CNT Sheet As a Promising Air Electrode Toward High Capacity Li-Oxygen Batteries

Tuesday, 21 June 2016
Riverside Center (Hyatt Regency)
A. Nomura, K. Ito, and Y. Kubo (National Institute for Materials Science)
Lithium-Air Battery (LAB) is believed to be an ultimate secondary battery due to its much high potential capacity, predicted to have 5-10 times larger capacity than that of conventional lithium ion battery (LIB). As the practical properties of LAB cell are dominated largely by air electrode, developing efficient air electrode is a key challenge for realizing commercially viable LAB cell.

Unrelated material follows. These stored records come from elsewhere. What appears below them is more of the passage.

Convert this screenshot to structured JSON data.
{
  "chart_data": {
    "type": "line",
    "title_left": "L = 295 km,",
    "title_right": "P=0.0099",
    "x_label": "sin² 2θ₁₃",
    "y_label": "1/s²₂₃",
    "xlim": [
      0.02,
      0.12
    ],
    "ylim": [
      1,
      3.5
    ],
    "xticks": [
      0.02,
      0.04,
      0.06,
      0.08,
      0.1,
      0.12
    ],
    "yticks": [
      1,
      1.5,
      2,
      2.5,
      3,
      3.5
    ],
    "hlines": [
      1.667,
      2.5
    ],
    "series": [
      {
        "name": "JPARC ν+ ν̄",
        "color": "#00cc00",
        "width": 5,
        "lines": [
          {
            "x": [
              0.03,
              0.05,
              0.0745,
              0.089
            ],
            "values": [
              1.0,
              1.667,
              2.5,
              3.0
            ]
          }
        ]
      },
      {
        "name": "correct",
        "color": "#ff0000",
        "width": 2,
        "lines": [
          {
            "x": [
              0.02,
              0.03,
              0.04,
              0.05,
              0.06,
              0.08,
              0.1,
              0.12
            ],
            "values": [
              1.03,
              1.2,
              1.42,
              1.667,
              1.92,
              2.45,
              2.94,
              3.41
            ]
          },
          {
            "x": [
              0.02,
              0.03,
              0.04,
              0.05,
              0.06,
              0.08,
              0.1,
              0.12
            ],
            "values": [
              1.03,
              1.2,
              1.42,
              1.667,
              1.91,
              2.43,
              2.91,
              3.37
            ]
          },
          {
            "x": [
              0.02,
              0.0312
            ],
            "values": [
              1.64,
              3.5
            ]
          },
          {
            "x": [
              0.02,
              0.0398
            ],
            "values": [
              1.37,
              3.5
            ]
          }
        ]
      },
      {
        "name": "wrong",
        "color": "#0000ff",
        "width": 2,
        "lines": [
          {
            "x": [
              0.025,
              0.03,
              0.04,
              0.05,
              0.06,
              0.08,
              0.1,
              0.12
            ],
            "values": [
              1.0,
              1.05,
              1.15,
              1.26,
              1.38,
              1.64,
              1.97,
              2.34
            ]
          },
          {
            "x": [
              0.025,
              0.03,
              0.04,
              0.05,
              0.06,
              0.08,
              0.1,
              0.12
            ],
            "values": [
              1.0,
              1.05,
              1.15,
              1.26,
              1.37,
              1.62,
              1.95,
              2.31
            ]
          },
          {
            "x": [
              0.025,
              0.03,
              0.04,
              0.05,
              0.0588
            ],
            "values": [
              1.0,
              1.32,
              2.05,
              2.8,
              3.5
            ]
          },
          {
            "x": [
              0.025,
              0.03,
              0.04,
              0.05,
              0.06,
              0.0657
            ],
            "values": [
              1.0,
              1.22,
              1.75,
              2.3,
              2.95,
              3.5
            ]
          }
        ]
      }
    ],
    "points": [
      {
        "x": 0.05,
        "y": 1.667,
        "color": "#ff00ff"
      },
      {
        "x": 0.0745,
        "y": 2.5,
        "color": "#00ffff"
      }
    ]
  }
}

At the surface of air electrode, cycle deposition/decomposition of discharge product occurs during discharge/charge cycle. As a result, air electrode in LAB cell experiences great volume expansion and contraction, especially at high capacity cycle beyond LIB. The air electrodes comprised of powdery carbons are often reported they are not tolerate to such large volume change. In contrast, CNT can be a promising material for air electrode toward high capacity LAB cell, maintaining conductive network within the material in the face of volume change at high capacity cycle. In order to bringing out the high energy density nature of LAB, it is important to study the behavior of CNT air electrode during the discharge/charge cycle. Here in this study, we investigated how large cell capacity can be attained in LAB coin cell using CNT sheet air electrode and observed the morphological change after the battery operation.

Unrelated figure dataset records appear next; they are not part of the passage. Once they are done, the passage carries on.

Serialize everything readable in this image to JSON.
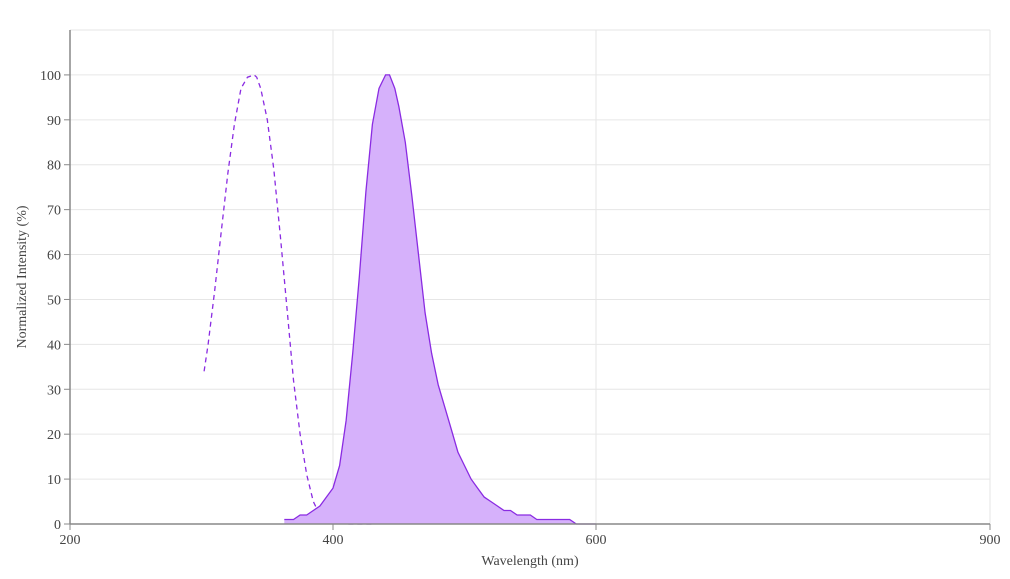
{
  "chart_data": {
    "type": "area",
    "xlabel": "Wavelength (nm)",
    "ylabel": "Normalized Intensity (%)",
    "xlim": [
      200,
      900
    ],
    "ylim": [
      0,
      110
    ],
    "x_ticks": [
      200,
      400,
      600,
      900
    ],
    "y_ticks": [
      0,
      10,
      20,
      30,
      40,
      50,
      60,
      70,
      80,
      90,
      100
    ],
    "grid": true,
    "legend": "none",
    "colors": {
      "line": "#8a2be2",
      "fill": "#d6b1fb",
      "grid": "#e6e6e6",
      "axis": "#888888"
    },
    "series": [
      {
        "style": "dashed",
        "x": [
          302,
          305,
          310,
          315,
          320,
          325,
          330,
          335,
          340,
          342,
          345,
          350,
          355,
          360,
          365,
          370,
          375,
          380,
          385,
          390,
          395,
          400,
          405,
          410,
          415,
          420,
          430
        ],
        "y": [
          34,
          40,
          52,
          65,
          78,
          89,
          97,
          99.5,
          100,
          99.5,
          97,
          90,
          79,
          64,
          48,
          32,
          20,
          11,
          5,
          2,
          1,
          0.5,
          0.3,
          0,
          0,
          0,
          0
        ]
      },
      {
        "style": "filled",
        "x": [
          363,
          370,
          375,
          380,
          385,
          390,
          395,
          400,
          405,
          410,
          415,
          420,
          425,
          430,
          435,
          440,
          443,
          447,
          450,
          455,
          460,
          465,
          470,
          475,
          480,
          485,
          490,
          495,
          500,
          505,
          510,
          515,
          520,
          525,
          530,
          535,
          540,
          545,
          550,
          555,
          560,
          565,
          570,
          575,
          580,
          585,
          590,
          593,
          600
        ],
        "y": [
          1,
          1,
          2,
          2,
          3,
          4,
          6,
          8,
          13,
          23,
          38,
          55,
          74,
          89,
          97,
          100,
          100,
          97,
          93,
          85,
          73,
          60,
          47,
          38,
          31,
          26,
          21,
          16,
          13,
          10,
          8,
          6,
          5,
          4,
          3,
          3,
          2,
          2,
          2,
          1,
          1,
          1,
          1,
          1,
          1,
          0,
          0,
          0,
          0
        ]
      }
    ]
  }
}
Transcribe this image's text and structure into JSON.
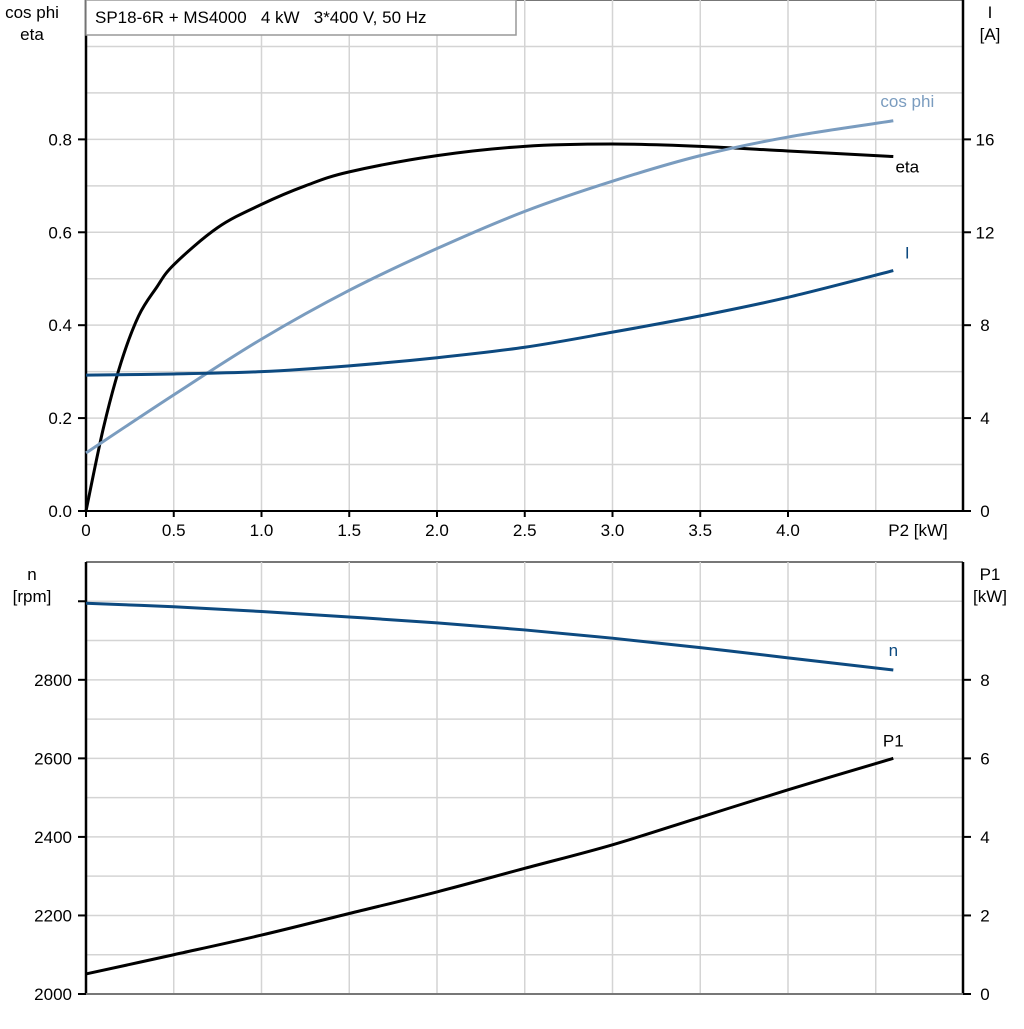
{
  "chart_data": [
    {
      "type": "line",
      "title": "SP18-6R + MS4000   4 kW   3*400 V, 50 Hz",
      "xlabel": "P2 [kW]",
      "ylabel_left": [
        "cos phi",
        "eta"
      ],
      "ylabel_right": [
        "I",
        "[A]"
      ],
      "xlim": [
        0,
        5.0
      ],
      "ylim_left": [
        0,
        1.1
      ],
      "ylim_right": [
        0,
        22
      ],
      "x_ticks": [
        "0",
        "0.5",
        "1.0",
        "1.5",
        "2.0",
        "2.5",
        "3.0",
        "3.5",
        "4.0"
      ],
      "y_left_ticks": [
        "0.0",
        "0.2",
        "0.4",
        "0.6",
        "0.8"
      ],
      "y_right_ticks": [
        "0",
        "4",
        "8",
        "12",
        "16"
      ],
      "grid": true,
      "series": [
        {
          "name": "eta",
          "axis": "left",
          "color": "#000000",
          "x": [
            0,
            0.1,
            0.2,
            0.3,
            0.4,
            0.5,
            0.75,
            1.0,
            1.25,
            1.5,
            2.0,
            2.5,
            3.0,
            3.5,
            4.0,
            4.6
          ],
          "y": [
            0,
            0.18,
            0.32,
            0.42,
            0.48,
            0.53,
            0.61,
            0.66,
            0.7,
            0.73,
            0.765,
            0.785,
            0.79,
            0.785,
            0.775,
            0.763
          ]
        },
        {
          "name": "cos phi",
          "axis": "left",
          "color": "#7a9cbf",
          "x": [
            0,
            0.5,
            1.0,
            1.5,
            2.0,
            2.5,
            3.0,
            3.5,
            4.0,
            4.6
          ],
          "y": [
            0.125,
            0.25,
            0.37,
            0.475,
            0.565,
            0.645,
            0.71,
            0.765,
            0.805,
            0.84
          ]
        },
        {
          "name": "I",
          "axis": "right",
          "color": "#0d4a80",
          "x": [
            0,
            0.5,
            1.0,
            1.5,
            2.0,
            2.5,
            3.0,
            3.5,
            4.0,
            4.6
          ],
          "y": [
            5.85,
            5.9,
            6.0,
            6.25,
            6.6,
            7.05,
            7.7,
            8.4,
            9.2,
            10.35
          ]
        }
      ]
    },
    {
      "type": "line",
      "xlim": [
        0,
        5.0
      ],
      "ylabel_left": [
        "n",
        "[rpm]"
      ],
      "ylabel_right": [
        "P1",
        "[kW]"
      ],
      "ylim_left": [
        2000,
        3100
      ],
      "ylim_right": [
        0,
        11
      ],
      "y_left_ticks": [
        "2000",
        "2200",
        "2400",
        "2600",
        "2800"
      ],
      "y_right_ticks": [
        "0",
        "2",
        "4",
        "6",
        "8"
      ],
      "grid": true,
      "series": [
        {
          "name": "n",
          "axis": "left",
          "color": "#0d4a80",
          "x": [
            0,
            0.5,
            1.0,
            1.5,
            2.0,
            2.5,
            3.0,
            3.5,
            4.0,
            4.6
          ],
          "y": [
            2995,
            2986,
            2974,
            2960,
            2945,
            2927,
            2906,
            2882,
            2856,
            2825
          ]
        },
        {
          "name": "P1",
          "axis": "right",
          "color": "#000000",
          "x": [
            0,
            0.5,
            1.0,
            1.5,
            2.0,
            2.5,
            3.0,
            3.5,
            4.0,
            4.6
          ],
          "y": [
            0.51,
            1.0,
            1.5,
            2.05,
            2.6,
            3.2,
            3.8,
            4.5,
            5.2,
            6.0
          ]
        }
      ]
    }
  ]
}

Two types of CNT sheets, CNT-IPA and CNT-NMP, were prepared in several thicknesses by vacuum filtration of single-walled CNT (e-DIPS, 2 nm diameter) ultrasonically-dispersed in isopropanol (IPA) and N-methylpyrrolidone (NMP), respectively. SEM observation revealed the sheets are composed of CNT bundles of averaged diameter of 52 nm and 145 nm for CNT-IPA and CNT-NMP, respectively. The sheets were evaluated the performance as air electrode of LAB under flowing oxygen gas, using CR2032 coin cell that comprised the layers of lithium metal anode (j16 mm, 0.2 mm thick), GF/A glass-fiber separator, and the CNT sheet cut into j16 mm. The electrolyte was composed of 1 M LiTFSI in tetraethylene glycol dimethyl ether (TEGDME) with water content less than 10 ppm. The cells were disassembled after the discharge/charge test to analyze the morphological change of the CNT sheet and discharge product by electron microscopy (SEM, TEM) and x-ray diffraction (XRD).

Both CNT sheets worked as air electrode, showing 2.65 V discharge voltage and 4.20 V charge voltage at 0.1 mA discharge current in a limited cycle capacity of 1.0 mAh. Figure 1 shows the discharge capacity each cell achieved (2.0 V cut) plotted against the weight of sheets. The graph shows the considerable variation of discharge capacities per cell, however, the highest discharge capacity with CNT-IPA air electrode at each weight increased along with the weight of the sheet (5000 mAh/gCNT), attaining a maximum capacity of 24 mAh per cell with a CNT-IPA sheet of 5 mg (54 μm thick). This achieved capacity corresponds to the capacity per unit area of 12 mAh/cm2, which is ~5 times higher than that of conventional LIB. It was also confirmed that even from such deeply discharged state the cells were able to be fully charged with charge voltage below 4.5 V. Corresponding to the discharge/charge cycle, SEM observation revealed a reversible swelling/contraction behavior of the sheets. Figure 2 shows the XRD patterns of CNT-IPA after discharge test. The sheet increased its intensity of the peaks attributed to the lithium peroxide Li2O2 diffraction along with the discharge capacity, suggesting a deposition of Li2O2 on CNT surface as a discharge product. The discharge product had toroid shape with a diameter of ~100 nm and the toroidal particle increased its number of pieces through the discharge process, as can be seen in Figure 3 that shows SEM images of the CNT-IPA before and after discharge ((a)~(e)). In addition to the toroid deposit, TEM observation of the CNT-IPA after discharge also revealed a presence of thin skin deposit (< 5 nm) around CNT bundles. After the full charge from those discharged states, however, those deposits were disappeared and the sheet almost recovered in terms of the SEM (Figure 3 (f)) and TEM appearances.

Compared to the air electrode behavior of CNT-IPA, the discharge capacity of coin cells with CNT-NMP air electrodes did not increase, showing discharge capacity of 1.0 mAh for almost all of cells regardless of the sheet weight. We will reveal the capacity difference from their nanostructures and discuss the effective design of CNT sheet for developing high performance air electrode.